Payday loans have been the hype for being one of the easiest forms of short-term loans. Known as salary loan or short term unsecured loan. Not only do payday loans provide easy terms for borrowers for a quick loan but also are facilitating the lenders with the quick repayment on their own terms.
Payday loans also work in favour of the people who do not have their credit history established, or have had the misfortune of a bad credit score in past which limited their borrowing options.
An estimate according to the Financial Conduct Authority states that the United Kingdom has 200 payday lenders out of its 50,000 credit firms. The number is growing with time as the payday industry flourishes in the UK. With each passing year, the number of people from various income groups contributing towards the payday industry making it a strong component of country’s financial backbone. With the large number of authentic payday lenders, it has become a flourishing industry over time.
What is the purpose of payday lenders?
Profit is the first and foremost aim of the payday lenders since the interest rates are higher than any other form of short term borrowing, there are some of the rules the UK payday lenders need to keep into consideration:
- To lend money to people who are in financial need for it and are also able to afford the amount they are borrowing (which brings to breaking the basic myths that payday loans are for the unbanked; by all means payday lenders need bank account information).
- The lenders are supposed to give a clear picture of the total cost of the loan within the due term, to the borrowers so not to keep them in dark.
What are the common myths associated with Payday loans?
1- They Are Super Expensive
One of the very common notions associated with payday loans is that they are too expensive and that affordability is a huge question when one is considering payday loans. Also it is said about payday loans that they have escalating interest rates, whereas in reality the loan itself doesn’t last for a long time and is only for a few weeks time.
The interest rates revolve about 15%, but one of the reasons why this myth might have surfaced for some is because of the short time span of repayment which often becomes difficult for many individuals especially in case of an unexpected expense arising which might require you to delay payments or make arrangements with difficulty. Rolling over the debt could definitely make it look extremely expensive and may generate the idea of being an unaffordable choice for some.
2- The Debt Is A Never Ending Cycle
One of the most common myths associated with payday loans is that there starts a cycle of debt which has no end and it often leads to bankruptcy. The truth is that due to the increased number of roll over chances in various countries and states, people are able to prolong the period of loans, which often leads to relaxation about it. And as a result, the loan period extends with a series of payment defaults etc.
The cycle of debt could be avoided with payments in time and applying for an amount of payday loan in accordance with your own pocket size and the budget so that the repayments are easy and you don’t need more loan to pay off the previous one.
3- Only The Payday Lenders Benefit From The Payday Loans
Payday loans are said to fill the pockets of the payday lenders and it is assumed that those are the only individuals who benefit from the transaction.
The truth is that both the lender and the borrower benefit from the payday loans. The former one gains by getting a loan on an urgent basis, without the time and analysis of one’s credit history and biases against bad credit records. The later wins because of interest earnings of course. Also, since there is no hassle of collateral as there is none for credit check, getting money when required is one huge benefit in itself which the borrower enjoys.
4- A Payday Loan Has To Be The Last Resort
It is often believed that after all the options of borrowing have been exhausted, payday loans should get a chance to be considered. The only legitimate reason that seems to be the backbone of this myth could be the fact that it could be an expensive choice compared to others. However, that surely does not mean one should not make it a priority to consider when thinking of options to borrow money as this one proves to be an easy short term choice.
5- There Is Deliberate Avoidance Of Rules And Regulations
This is such prevalent a myth that it is doubted if ever called one. The truth is, the payday lending is promoted by government and related authorities and receives strong support to keep the functions going. However, the amount of rules and laws concerning the payment schedules and interest etc. are relaxed in comparison to other forms of lending and that is for the payday lenders to stay in business.
The short-term loan on easy terms is the unique selling preposition of the payday loans.
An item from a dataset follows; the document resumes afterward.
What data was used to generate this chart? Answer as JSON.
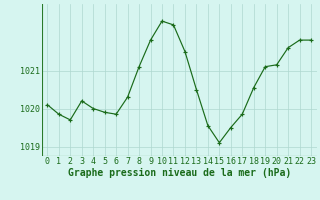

The loan process does not dig deep into the credit score and history of the borrowers and provides loan without much of formalities. And for that matter, it is essential for it to have limited number of rules to follow so to stay in business.
The option of payday loans is a very convenient one for the consumers and the growing inclination towards it of people from various income groups, in different times o the year and for various reasons, shows the immense popularity it is gaining. And for one to grab the essence and concept of payday loans, it is important to debunk the myths and learn about it for what it is to avail the benefits of the payday loans.